Taran, M. N., Núñez Valdez, M., Efthimiopoulos, I., Müller, J., Reichmann, H.-J., Wilke, M., Koch-Müller, M. (2018 online): Spectroscopic and ab initio studies of the pressure-induced Fe2+ high-spin-to-low-spin electronic transition in natural triphylite–lithiophilite. - Physics and Chemistry of Minerals.
https://doi.org/10.1007/s00269-018-1001-y

Cite as: https://gfzpublic.gfz-potsdam.de/pubman/item/item_3497893

Abstract

Using optical absorption and Raman spectroscopic measurements, in conjunction with the first-principles calculations, a pressure-induced high-spin (HS)-to-low-spin (LS) state electronic transition of Fe2+ (M2-octahedral site) was resolved around 76–80 GPa in a natural triphylite–lithiophilite sample with chemical composition M1LiM2Fe2+0.708Mn0.292PO4 (theoretical composition M1LiM2Fe2+0.5Mn0.5PO4).

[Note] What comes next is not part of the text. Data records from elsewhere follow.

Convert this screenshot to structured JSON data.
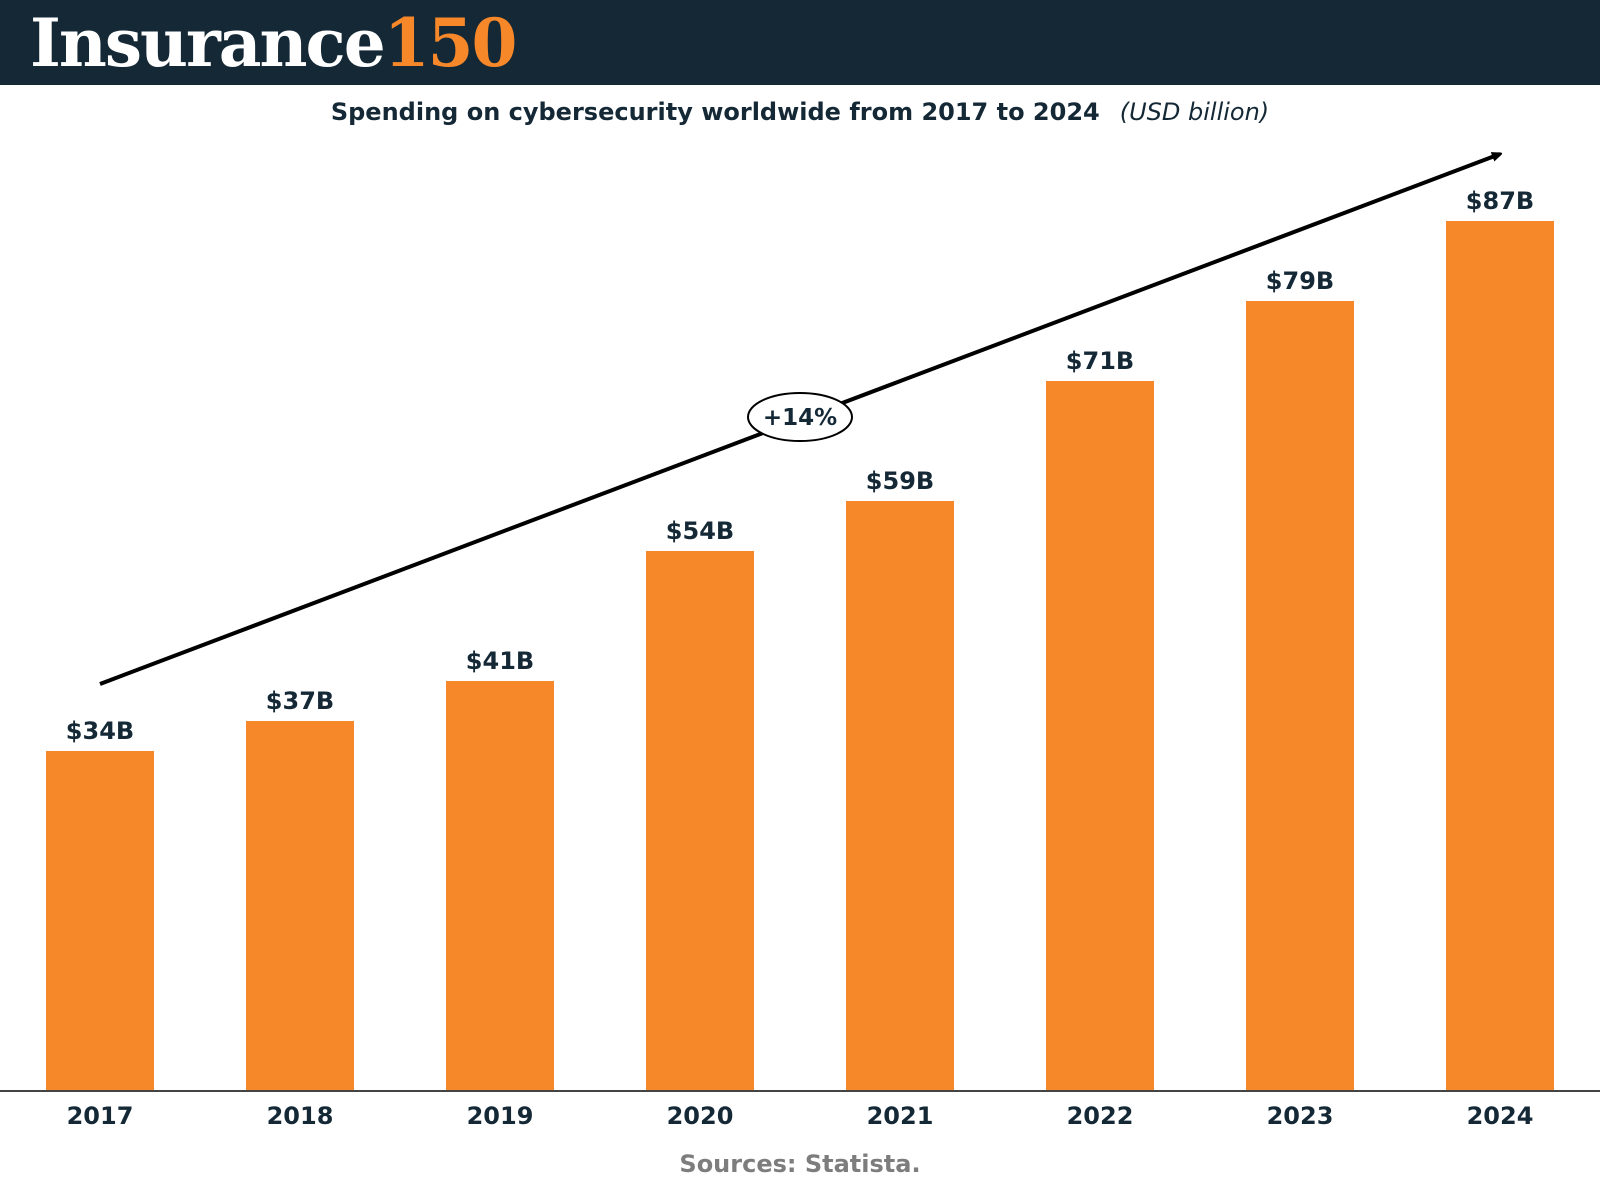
{
  "header": {
    "logo_text": "Insurance",
    "logo_number": "150",
    "logo_colors": {
      "background": "#142836",
      "text": "#ffffff",
      "number": "#F7882A"
    }
  },
  "chart_data": {
    "type": "bar",
    "title": "Spending on cybersecurity worldwide from 2017 to 2024",
    "subtitle": "(USD billion)",
    "categories": [
      "2017",
      "2018",
      "2019",
      "2020",
      "2021",
      "2022",
      "2023",
      "2024"
    ],
    "values": [
      34,
      37,
      41,
      54,
      59,
      71,
      79,
      87
    ],
    "data_labels": [
      "$34B",
      "$37B",
      "$41B",
      "$54B",
      "$59B",
      "$71B",
      "$79B",
      "$87B"
    ],
    "ylim": [
      0,
      87
    ],
    "grid": false,
    "legend": "none",
    "bar_color": "#F7882A",
    "annotation": {
      "type": "trend-arrow",
      "label": "+14%"
    }
  },
  "footer": {
    "source": "Sources: Statista."
  }
}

The optical absorption spectra at ambient conditions consist of a broad doublet band with two constituents ν1 (~ 9330 cm−1) and ν2 (~ 7110 cm−1), resulting from the electronic spin-allowed transition 5T2g → 5Eg of octahedral HSM2Fe2+. Both ν1 and ν2 bands shift non-linearly with pressure to higher energies up to ~ 55 GPa. In the optical absorption spectrum measured at ~ 81 GPa, the aforementioned HS-related bands disappear, whereas a new broadband with an intensity maximum close to 16,360 cm−1 appears, superimposed on the tail of the high-energy ligand-to-metal O2− → Fe2+ charge-transfer absorption edge. We assign this new band to the electronic spin-allowed dd-transition 1A1g → 1T1g of LS Fe2+ in octahedral coordination. The high-pressure Raman spectra evidence the Fe2+ HS-to-LS transition mainly from the abrupt shift of the P–O symmetric stretching modes to lower frequencies at ~ 76 GPa, the highest pressure achieved in the Raman spectroscopic experiments. Calculations indicated that the presence of M2Mn2+ simply shifts the isostructural HS-to-LS transition to higher pressures compared to the triphylite M2Fe2+ end-member, in qualitative agreement with our experimental observations.